Among the small roll-call of South African artists who have current international value, William Kentridge is perhaps most prominent. Aspire Art Auctions has positioned itself as the go-to contemporary auction house in SA, and its successes achieved with Kentridge in comparison to international sales make for interesting reading. Its second highest price for a Kentridge drawing, in 2017, was in line with the upper reaches of dollar-linked auction market prices, and its world-record price of R6,600,400, achieved in 2018, for a drawing from the film Stereoscope, still stands to date.

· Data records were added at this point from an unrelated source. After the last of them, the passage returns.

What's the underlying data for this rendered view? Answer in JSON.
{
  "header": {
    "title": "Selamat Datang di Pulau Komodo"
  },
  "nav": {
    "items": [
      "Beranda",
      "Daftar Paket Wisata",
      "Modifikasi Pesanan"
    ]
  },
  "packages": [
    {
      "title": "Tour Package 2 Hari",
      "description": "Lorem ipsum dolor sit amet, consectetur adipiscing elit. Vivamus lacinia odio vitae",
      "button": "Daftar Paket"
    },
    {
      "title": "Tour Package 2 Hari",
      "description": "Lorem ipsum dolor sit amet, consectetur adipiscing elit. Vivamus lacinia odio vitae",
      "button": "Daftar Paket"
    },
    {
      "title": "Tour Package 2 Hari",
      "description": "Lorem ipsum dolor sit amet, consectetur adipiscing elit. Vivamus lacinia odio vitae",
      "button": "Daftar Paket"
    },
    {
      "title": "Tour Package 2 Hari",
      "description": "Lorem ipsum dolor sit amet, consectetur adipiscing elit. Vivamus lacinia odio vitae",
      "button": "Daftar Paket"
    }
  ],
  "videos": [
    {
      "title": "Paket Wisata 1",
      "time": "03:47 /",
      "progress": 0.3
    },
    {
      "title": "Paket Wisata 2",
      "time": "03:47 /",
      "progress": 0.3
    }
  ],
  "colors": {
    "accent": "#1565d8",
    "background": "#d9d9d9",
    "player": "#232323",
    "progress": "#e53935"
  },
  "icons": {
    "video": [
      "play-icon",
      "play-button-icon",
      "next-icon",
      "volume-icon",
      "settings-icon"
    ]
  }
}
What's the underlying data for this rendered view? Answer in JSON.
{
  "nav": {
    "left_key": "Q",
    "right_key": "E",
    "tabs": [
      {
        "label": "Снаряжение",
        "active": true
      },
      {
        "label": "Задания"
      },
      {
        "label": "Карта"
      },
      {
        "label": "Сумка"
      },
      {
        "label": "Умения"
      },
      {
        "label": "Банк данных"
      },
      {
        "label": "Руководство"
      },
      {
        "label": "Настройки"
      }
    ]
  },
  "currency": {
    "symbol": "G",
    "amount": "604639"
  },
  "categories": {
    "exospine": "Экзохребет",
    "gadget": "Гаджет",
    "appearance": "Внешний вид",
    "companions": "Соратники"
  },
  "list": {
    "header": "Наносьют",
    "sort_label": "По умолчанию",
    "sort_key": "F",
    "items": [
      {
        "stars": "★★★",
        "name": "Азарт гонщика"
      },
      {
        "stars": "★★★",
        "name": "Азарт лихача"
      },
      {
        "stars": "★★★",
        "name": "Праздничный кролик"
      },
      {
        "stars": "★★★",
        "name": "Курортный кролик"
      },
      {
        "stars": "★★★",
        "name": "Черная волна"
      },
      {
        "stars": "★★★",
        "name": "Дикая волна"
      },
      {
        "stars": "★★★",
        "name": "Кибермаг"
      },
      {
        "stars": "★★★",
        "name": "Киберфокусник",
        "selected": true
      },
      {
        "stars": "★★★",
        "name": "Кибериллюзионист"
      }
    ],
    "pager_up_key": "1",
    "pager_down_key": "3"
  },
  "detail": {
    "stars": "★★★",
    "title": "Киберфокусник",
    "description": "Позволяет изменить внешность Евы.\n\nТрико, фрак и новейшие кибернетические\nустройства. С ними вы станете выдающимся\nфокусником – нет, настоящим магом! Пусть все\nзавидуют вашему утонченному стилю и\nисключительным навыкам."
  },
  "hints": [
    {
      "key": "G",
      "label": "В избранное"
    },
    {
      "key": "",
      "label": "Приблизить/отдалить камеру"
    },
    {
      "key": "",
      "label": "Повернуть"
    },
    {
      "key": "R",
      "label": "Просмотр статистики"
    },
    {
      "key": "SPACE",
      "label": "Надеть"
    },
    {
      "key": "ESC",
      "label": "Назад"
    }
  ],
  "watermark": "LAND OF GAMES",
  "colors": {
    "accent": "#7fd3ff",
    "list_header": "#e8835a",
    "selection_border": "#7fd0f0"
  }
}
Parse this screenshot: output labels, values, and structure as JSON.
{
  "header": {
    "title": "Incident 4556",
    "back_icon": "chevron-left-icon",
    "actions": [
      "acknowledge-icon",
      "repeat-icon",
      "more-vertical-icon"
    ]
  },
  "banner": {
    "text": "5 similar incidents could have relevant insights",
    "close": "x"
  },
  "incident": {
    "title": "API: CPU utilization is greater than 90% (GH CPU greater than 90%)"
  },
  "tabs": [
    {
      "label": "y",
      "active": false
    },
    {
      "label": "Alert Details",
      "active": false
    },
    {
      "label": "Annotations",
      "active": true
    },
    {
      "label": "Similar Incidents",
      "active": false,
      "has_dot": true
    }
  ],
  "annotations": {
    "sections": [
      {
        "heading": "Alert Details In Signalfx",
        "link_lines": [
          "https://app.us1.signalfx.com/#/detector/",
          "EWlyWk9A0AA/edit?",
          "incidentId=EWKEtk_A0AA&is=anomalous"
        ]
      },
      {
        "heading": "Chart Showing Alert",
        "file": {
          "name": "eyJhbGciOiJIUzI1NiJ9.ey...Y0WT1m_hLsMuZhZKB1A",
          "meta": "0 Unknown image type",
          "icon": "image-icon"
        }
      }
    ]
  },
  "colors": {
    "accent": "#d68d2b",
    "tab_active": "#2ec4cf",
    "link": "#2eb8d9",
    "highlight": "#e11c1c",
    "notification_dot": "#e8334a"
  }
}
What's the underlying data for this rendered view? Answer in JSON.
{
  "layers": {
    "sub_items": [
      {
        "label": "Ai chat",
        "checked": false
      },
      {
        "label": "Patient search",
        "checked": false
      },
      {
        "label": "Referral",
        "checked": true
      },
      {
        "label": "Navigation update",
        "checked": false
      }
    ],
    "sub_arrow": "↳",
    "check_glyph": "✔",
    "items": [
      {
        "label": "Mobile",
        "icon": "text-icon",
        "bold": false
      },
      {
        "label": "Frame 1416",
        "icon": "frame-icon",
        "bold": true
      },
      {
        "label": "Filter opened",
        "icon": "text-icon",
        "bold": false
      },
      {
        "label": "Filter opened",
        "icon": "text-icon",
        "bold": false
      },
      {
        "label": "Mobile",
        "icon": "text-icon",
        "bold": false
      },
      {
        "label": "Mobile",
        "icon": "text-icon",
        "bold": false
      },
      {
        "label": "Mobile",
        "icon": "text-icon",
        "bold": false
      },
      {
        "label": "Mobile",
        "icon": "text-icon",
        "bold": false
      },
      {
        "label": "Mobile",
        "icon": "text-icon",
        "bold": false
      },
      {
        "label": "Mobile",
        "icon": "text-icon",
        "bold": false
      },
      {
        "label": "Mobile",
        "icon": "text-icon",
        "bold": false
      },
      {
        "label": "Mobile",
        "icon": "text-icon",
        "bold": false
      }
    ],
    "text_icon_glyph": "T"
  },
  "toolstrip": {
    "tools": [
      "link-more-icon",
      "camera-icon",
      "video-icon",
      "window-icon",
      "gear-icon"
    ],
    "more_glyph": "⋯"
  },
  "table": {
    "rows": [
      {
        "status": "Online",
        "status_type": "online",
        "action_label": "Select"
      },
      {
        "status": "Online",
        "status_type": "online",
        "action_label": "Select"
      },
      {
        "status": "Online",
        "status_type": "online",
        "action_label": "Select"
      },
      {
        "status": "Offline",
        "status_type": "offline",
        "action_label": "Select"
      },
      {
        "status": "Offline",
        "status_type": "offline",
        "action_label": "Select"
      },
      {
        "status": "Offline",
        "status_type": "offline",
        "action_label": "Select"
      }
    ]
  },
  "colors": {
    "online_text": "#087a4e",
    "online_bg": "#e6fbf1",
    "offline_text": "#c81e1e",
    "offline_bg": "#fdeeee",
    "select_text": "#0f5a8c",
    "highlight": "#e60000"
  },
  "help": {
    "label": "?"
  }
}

Outside of the contemporary segment, Aspire is focused on other areas of the market that are currently ripe for growth and potential internationalisation. One of these is the underrepresented work by black twentieth century artists, with a recent highlight the selling of a suite of photo-collages, Glimpses of the Fifties and Sixties by well-known Johannesburg artist Sam Nhlengethwa for a world record of R967,300 earlier this year. At the same sale in June, the company also highlighted the depth and collectability of South African fine art photography, selling another local artist with an international market and appeal, David Goldblatt. His powerful image The last of the bigger rocks has just been dropped into a kibble. Now, with shovels, the team “lashes” (loads) the small stuff into the kibble. (1969) achieved R443,440, a world auction record.
Aspire’s results, and its burgeoning roster of international buyers in the South African market, indicate that a lot can be achieved by a smaller, more agile player, with artworks that are poised to grow in value on the global stage. Just ask Christie’s.